MalaJeans opened this issue a year ago · 1 comments

hi @yaoyaoding ，
I recently tested matrix multiplication using hidet. See the following compilation content, have a question to consult. The contents are as follows:
Compling cuda task batch_matmul (a=float32(1,4352,4096),b=float32(1,4096,4096),c=float32(1,4352,4096),batch_size=1,m_size=4352,n_size=4096,k_size=4096,mma='mma')...
Compling cpu task cast(x=float64(1,4352,4096),y=float32(1,4352,4096))...
Compling cpu task cast(x=float64(1,4096,4096),y=float32(1,4096,4096))...
Compling:100%...

my question is :
In hidet, CUDA and CPU tasks were compiled separately, did they complete matrix multiplication separately, or did they complete part of each?

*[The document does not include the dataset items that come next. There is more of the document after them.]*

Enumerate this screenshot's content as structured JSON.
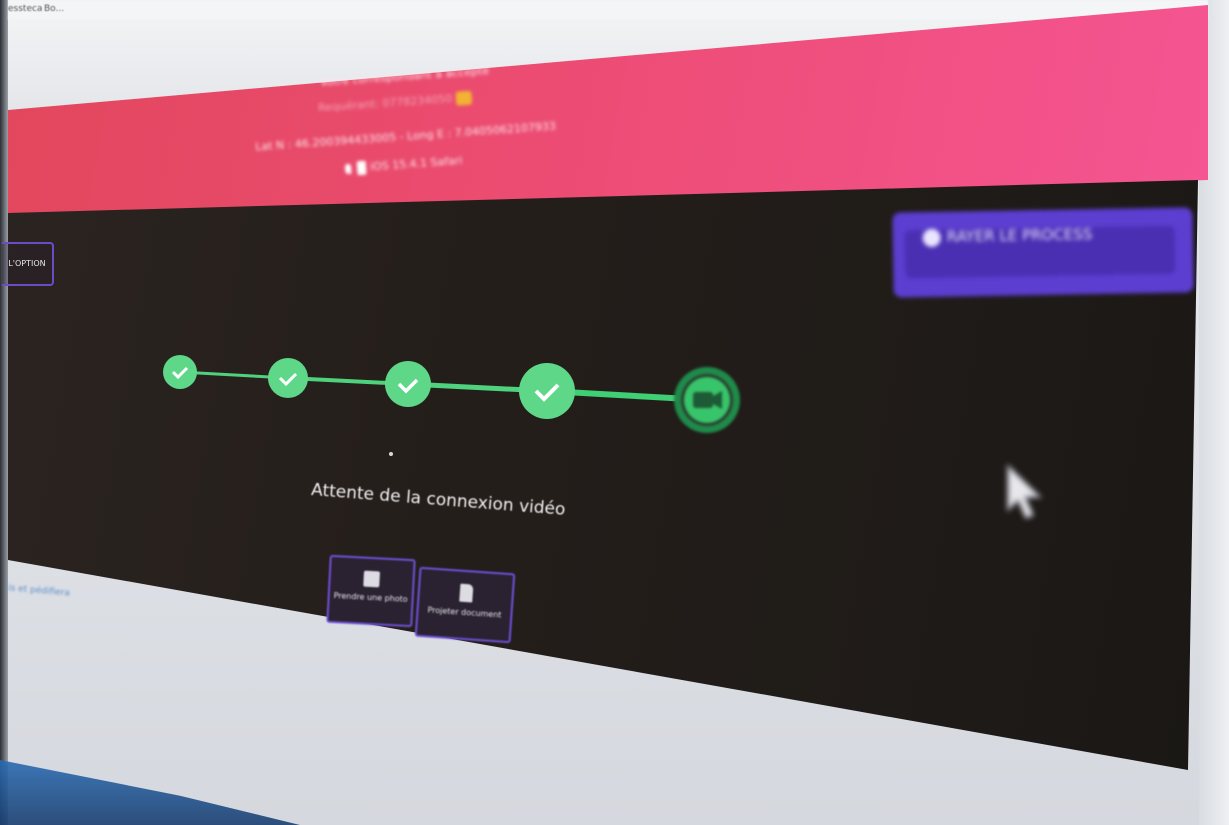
{
  "browser": {
    "tab_left": "essteca",
    "tab_right": "Bo..."
  },
  "banner": {
    "line1": "Votre correspondant a accepté",
    "line2": "Requérant: 0778234050",
    "line3": "Lat N : 46.200394433005 - Long E : 7.0405062107933",
    "line4": "iOS 15.4.1 Safari"
  },
  "option_button": {
    "label": "L'OPTION"
  },
  "top_right_button": {
    "label": "RAYER LE PROCESS"
  },
  "stepper": {
    "steps_total": 5,
    "steps_completed": 4,
    "current_step_icon": "video-camera-icon",
    "active_color": "#3fcf74",
    "completed_color": "#5ed888"
  },
  "status": {
    "text": "Attente de la connexion vidéo"
  },
  "actions": {
    "photo_label": "Prendre une photo",
    "document_label": "Projeter document"
  },
  "left_link": {
    "text": "is et pédifiera"
  },
  "colors": {
    "banner_start": "#e2475d",
    "banner_end": "#f55592",
    "panel": "#241e1a",
    "button_purple": "#5c3ed0",
    "button_border": "#6f4fd8"
  }
}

Thank you very much again ！

Answer 1 · 2023-06-06T05:41:52.000Z

Hi @MalaJeans,

The task "cast" is not part of matrix multilication. When we create a randn tensor, we will use numpy to create the random tensor on cpu and then cast it to float32, which is done by a "cast" operator.

After that, we move the tensor from cpu to gpu for the matrix multiplication. Thus, the tasks you see are separate, and "cast" is not related to the matrix multiplication.